If you join Hamilton’s slack, you’ll be able to chat with it. It’s called @ThreadScribe
, powered by Threadscribe.ai. If you’re after a Slack Bot that can help answer questions from your documentation, or summarize threads for creating issues, you should check out Threadscribe.ai! Fun fact: their document ingestion is powered by Hamilton and monitored with DAGWorks.
TL;DR: what we covered in this post
We covered:
How to write a document processing pipeline in Hamilton and run it locally.
Showed a few choices (Ray, Dask, PySpark) as options to take the code you wrote and scale it for production. Because this is so easy to do, this will shrink the time it takes to go from development to production! See the example code here or use it in three lines of code from the hub to pull the code and get started.
Gave pointers for likely next steps to complete the RAG picture. E.g. adding embeddings, pushing to a vector store, links for observability where you can build your own tools, or use DAGWorks for off-the-shelf insights - sign up for free to check it out here.
For me, the bigger picture is, that we showed with Hamilton that you can write simple python functions and then easily scale the code for production purposes. If you have an existing RAG pipeline, we’d love your thoughts and comparisons; with Hamilton your code is always unit testable and documentation friendly, and with the visualization can easily provide a clear sense of provenance for your pipeline. How does yours compare? 😎
FAQ
Q: How does Hamilton compare to other workflow/pipeline tools like Prefect, Airflow, etc?

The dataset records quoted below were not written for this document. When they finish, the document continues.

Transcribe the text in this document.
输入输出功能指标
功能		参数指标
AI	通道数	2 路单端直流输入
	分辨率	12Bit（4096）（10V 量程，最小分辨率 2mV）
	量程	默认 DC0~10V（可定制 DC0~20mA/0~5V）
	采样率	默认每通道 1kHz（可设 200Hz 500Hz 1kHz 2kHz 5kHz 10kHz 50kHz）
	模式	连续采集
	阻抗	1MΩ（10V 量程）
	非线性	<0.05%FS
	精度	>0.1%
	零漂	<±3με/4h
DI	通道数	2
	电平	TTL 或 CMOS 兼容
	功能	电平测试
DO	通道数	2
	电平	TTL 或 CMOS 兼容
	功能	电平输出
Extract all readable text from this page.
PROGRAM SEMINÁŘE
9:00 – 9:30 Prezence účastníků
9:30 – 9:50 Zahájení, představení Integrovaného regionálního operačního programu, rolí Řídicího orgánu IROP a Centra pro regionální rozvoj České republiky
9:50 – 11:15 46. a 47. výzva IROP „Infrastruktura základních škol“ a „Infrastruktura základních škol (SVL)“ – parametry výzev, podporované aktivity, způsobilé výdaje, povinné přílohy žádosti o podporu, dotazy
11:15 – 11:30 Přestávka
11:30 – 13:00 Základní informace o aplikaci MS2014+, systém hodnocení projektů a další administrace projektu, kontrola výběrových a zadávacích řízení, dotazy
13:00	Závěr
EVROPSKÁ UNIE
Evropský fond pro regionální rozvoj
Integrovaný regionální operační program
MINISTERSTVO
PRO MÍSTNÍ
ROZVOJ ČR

A: Hamilton is just a library that is designed specifically for building modular, testable data transformation pipelines using plain Python functions. It standardizes how you write data processing code by having you define transformations as functions. This makes the code easier to develop, test, and reason about compared to tools that use configuration files or higher-level abstractions. Tools like Prefect and Airflow are heavy weight systems that handle scheduling and provisioning of resources. You wouldn’t replace them with Hamilton, but Hamilton will happily run inside of them!
Q: Can I use Hamilton for just part of my pipeline rather than the full ingestion process?
A: Yes, absolutely. Hamilton allows you to break down your pipeline into reusable, modular pieces of code. You can use Hamilton for just the document chunking part, just the embedding generation, or any other subset of functionality within the overall ingestion pipeline.
Q: How does Hamilton handle failures and retries?
A: Hamilton itself does not have built-in retry or failure handling mechanisms. However, since the code is just Python functions, you can implement your own robust error handling and retries based on your specific requirements within each function.
Q: Does Hamilton support incremental processing of new/updated documents?
A: Incremental processing is not a core Hamilton feature, but it can be implemented within your pipeline code. For example, you could check metadata like file hashes to determine if a document needs to be re-processed before ingesting it.
Q: How does Hamilton's performance compare to other solutions?
A: Hamilton is designed to make it easy to scale your pipelines across multithreading, Ray, Dask, Spark and other parallel execution engines. Compared to monolithic pipelines, Hamilton's modular approach can make it easier to identify and parallelize the most expensive steps of your workload.
Q: What are the main benefits of using Hamilton over rolling my own custom framework code?
A: The primary benefits are that you don’t have to maintain a custom bespoke framework. Hamilton has a lot of people using it and is battle tested. Hamilton has specific design goals that result in increased modularity, testability, and the ability to easily scale across different parallel execution engines while writing lightweight, standardized Python functions. Hamilton also provides utilities for visualizing and reporting on pipelines that you don’t need to build yourself.